13 April 2022 RECESSION… SO WHAT? - By Dr. Francois Stofberg, Managing Director: Efficient Private Clients
In the past week uncertainty caused volatility in global stock markets to drag on. Uncertainty about war, commodity prices, inflation, interest rate increases, lockdowns in China, global economic growth, and the likes, are all keeping investors, and the markets that they represent, both nervous and restless.
Most notably, the minutes from the previous monetary policy meeting in the United States (US) signalled a very hawkish Federal Reserve (Fed), which caused markets to falter. In a hope to curb soaring inflation, the minutes showed that the Fed’s plan is to reduce their $9 trillion balance sheet by more than $1 trillion a year, while hiking interest rates.
Despite geopolitical tensions, many Fed officials seem to be prepared to start hiking interest rates by as much as 50 basis points (0.5%) at future meetings. Their aim is to quickly reach the neutral/natural rate, the sweet spot interest rate that is not too low to deter investors, but not too high to curb consumption. Although no one knows exactly how ‘normal’ looks nowadays, it is believed that the neutral rate in the US should be somewhere around 2.4%, far off from the current 0.25%. The problem with hiking interest rates too quickly is that it could upset consumption, the largest contributor to economic growth in the US, and thereby push the world’s largest economy into a recession. And, if hiking interest rates was not enough of a concern, the news about reducing the balance sheet made a bad case worse because no one really knows what will happen in a world of quantitative tightening (QT). QT has only occurred once in the last decade and it did not last long because US equity markets threw a huge tantrum, which caused the Fed to start quantitative easing (QE) again.
All of the bonds that inflated the Fed’s balance sheet to $9 trillion were purchased during the last 12 or so years of the Fed’s QE programme. The idea was to buy government bonds from institutions and to force liquidity into the economy. Liquidity that could be used to get consumption going by aiding the credit cycle with both low interest rates and easy money (liquidity). But all it ended up doing was to inflate asset prices, especially those of technology stocks, and through an oversupply of bonds, force down bond yields. If we now start QT again and reduce the Fed’s balance sheet, should the opposite not happen? Should asset prices not deflate and bond yields rise? The markets do not want to believe that this is possible, although it very well may be. The reason markets want higher yields is because the short-term interest rates are rising quickly as the Fed hikes interest rates.

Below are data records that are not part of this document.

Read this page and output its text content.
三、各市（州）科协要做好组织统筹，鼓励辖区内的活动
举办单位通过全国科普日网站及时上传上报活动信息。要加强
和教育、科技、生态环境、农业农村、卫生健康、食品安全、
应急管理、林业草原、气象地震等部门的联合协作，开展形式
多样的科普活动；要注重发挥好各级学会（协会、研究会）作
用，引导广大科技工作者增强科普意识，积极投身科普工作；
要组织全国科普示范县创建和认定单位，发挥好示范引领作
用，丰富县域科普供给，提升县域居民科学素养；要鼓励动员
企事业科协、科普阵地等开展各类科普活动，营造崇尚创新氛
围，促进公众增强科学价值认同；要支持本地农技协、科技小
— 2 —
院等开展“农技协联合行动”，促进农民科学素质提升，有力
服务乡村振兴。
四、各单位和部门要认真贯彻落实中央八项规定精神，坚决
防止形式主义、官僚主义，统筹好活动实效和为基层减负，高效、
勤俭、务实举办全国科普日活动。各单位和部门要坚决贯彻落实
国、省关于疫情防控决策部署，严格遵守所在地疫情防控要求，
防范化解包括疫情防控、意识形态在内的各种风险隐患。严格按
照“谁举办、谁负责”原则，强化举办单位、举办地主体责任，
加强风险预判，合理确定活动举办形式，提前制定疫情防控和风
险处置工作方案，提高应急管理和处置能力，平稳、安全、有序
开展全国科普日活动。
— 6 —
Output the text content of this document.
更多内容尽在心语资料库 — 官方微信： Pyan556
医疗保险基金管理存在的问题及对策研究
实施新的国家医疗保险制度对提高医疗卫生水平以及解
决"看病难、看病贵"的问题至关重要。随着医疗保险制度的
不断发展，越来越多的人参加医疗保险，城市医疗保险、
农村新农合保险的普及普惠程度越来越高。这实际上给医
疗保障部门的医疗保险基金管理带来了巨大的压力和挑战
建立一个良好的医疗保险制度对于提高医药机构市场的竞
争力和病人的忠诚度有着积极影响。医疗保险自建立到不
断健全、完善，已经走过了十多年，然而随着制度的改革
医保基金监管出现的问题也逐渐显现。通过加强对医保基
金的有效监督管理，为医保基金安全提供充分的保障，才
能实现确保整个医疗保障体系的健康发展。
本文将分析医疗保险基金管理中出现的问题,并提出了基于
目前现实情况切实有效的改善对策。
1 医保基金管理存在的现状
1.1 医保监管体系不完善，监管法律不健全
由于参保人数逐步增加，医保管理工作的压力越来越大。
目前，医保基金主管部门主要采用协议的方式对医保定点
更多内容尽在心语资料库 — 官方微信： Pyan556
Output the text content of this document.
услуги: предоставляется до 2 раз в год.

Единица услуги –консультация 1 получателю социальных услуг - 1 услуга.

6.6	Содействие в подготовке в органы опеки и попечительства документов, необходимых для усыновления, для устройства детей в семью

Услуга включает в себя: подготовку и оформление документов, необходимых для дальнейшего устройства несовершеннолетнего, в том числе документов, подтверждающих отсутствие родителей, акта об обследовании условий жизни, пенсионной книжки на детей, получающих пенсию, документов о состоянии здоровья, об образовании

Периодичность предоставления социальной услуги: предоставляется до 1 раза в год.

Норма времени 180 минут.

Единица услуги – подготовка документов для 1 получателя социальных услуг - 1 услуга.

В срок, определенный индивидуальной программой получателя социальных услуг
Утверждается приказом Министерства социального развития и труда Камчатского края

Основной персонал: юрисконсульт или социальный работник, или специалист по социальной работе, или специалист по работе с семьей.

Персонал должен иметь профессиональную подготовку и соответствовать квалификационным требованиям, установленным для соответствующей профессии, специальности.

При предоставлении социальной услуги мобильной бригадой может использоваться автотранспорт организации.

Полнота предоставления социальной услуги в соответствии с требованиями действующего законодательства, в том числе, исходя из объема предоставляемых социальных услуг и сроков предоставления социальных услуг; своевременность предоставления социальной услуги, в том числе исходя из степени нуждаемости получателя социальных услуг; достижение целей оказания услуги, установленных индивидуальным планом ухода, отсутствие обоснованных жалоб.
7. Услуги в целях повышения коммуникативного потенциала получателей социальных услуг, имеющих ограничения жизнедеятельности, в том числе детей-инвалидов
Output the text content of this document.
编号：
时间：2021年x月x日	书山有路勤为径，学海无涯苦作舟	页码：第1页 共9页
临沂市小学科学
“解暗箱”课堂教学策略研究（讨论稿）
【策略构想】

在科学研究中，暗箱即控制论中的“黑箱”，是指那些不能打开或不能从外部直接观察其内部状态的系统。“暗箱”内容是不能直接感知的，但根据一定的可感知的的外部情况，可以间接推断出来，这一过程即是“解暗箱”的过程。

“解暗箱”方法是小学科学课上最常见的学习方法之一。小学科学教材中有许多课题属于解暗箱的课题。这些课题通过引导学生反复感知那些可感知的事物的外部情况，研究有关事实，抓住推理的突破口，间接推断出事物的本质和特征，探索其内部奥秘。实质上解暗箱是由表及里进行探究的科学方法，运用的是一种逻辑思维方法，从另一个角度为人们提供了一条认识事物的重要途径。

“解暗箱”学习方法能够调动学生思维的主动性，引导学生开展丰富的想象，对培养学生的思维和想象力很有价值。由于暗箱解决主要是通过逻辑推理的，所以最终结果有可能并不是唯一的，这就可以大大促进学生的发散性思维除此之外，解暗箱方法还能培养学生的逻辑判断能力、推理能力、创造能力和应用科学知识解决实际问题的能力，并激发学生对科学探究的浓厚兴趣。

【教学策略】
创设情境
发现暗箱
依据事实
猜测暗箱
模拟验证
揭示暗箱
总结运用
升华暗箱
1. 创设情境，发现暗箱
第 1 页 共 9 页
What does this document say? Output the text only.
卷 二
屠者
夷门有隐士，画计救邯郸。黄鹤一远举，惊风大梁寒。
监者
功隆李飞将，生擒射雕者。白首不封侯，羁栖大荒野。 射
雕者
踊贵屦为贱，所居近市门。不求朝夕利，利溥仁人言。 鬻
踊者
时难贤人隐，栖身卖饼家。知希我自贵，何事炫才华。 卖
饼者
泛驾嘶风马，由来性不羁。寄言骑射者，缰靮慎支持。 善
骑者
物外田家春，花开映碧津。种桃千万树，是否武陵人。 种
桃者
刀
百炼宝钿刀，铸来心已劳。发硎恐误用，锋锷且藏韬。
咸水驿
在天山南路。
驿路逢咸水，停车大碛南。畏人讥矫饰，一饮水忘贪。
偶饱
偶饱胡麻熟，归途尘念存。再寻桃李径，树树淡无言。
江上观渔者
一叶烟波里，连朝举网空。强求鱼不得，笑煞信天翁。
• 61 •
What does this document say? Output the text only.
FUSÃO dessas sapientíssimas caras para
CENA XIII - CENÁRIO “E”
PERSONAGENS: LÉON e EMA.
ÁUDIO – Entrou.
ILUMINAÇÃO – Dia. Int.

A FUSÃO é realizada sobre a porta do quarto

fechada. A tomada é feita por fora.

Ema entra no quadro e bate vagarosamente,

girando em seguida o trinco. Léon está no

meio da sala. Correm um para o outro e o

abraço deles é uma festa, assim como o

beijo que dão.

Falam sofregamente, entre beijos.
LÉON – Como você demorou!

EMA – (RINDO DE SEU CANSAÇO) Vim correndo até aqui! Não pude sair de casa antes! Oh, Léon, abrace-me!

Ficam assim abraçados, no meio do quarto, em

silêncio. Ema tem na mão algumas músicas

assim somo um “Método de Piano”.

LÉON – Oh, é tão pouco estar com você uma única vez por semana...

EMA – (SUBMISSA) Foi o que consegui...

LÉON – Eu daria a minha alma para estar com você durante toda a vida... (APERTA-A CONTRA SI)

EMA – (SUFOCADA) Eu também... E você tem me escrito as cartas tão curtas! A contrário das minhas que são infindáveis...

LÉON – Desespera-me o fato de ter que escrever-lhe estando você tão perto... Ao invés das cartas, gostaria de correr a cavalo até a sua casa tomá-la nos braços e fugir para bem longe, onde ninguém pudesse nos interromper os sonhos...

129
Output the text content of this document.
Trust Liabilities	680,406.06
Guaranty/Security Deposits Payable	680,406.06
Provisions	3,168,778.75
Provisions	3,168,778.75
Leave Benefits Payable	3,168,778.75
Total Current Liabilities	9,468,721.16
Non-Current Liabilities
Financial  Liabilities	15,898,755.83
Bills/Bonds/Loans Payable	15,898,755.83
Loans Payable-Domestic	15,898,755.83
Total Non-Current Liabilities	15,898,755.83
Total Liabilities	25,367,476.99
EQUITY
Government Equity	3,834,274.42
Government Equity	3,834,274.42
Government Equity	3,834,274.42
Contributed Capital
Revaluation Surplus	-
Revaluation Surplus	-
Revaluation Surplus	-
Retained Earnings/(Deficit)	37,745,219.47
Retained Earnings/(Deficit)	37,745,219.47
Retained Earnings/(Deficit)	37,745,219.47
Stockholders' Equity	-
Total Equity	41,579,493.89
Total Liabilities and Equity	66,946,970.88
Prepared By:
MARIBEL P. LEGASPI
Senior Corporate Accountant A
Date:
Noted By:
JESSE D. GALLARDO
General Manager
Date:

As the short-term rates increase, they may cause the yield curve to invert, which is usually a good indicator that a recession is looming; the very recession that can deflate asset prices.
If all of this was not upsetting enough for the markets, the impact of the ongoing war in the Ukraine, escalating international sanctions on Moscow, and China’s confusing zero- COVID strategy, make for an upsetting concoction. But our advice, as always, is not to worry too much. Rather step back and use the correct lens to interpret events in context. Research on these topics are very clear; what matters most is time in the markets. Over the last few decades, there have been many more reasons to not be invested, especially in equity markets, but those who have stuck around have been handsomely rewarded. So, rather manage your risk, and your expectations, by speaking to your financial advisor.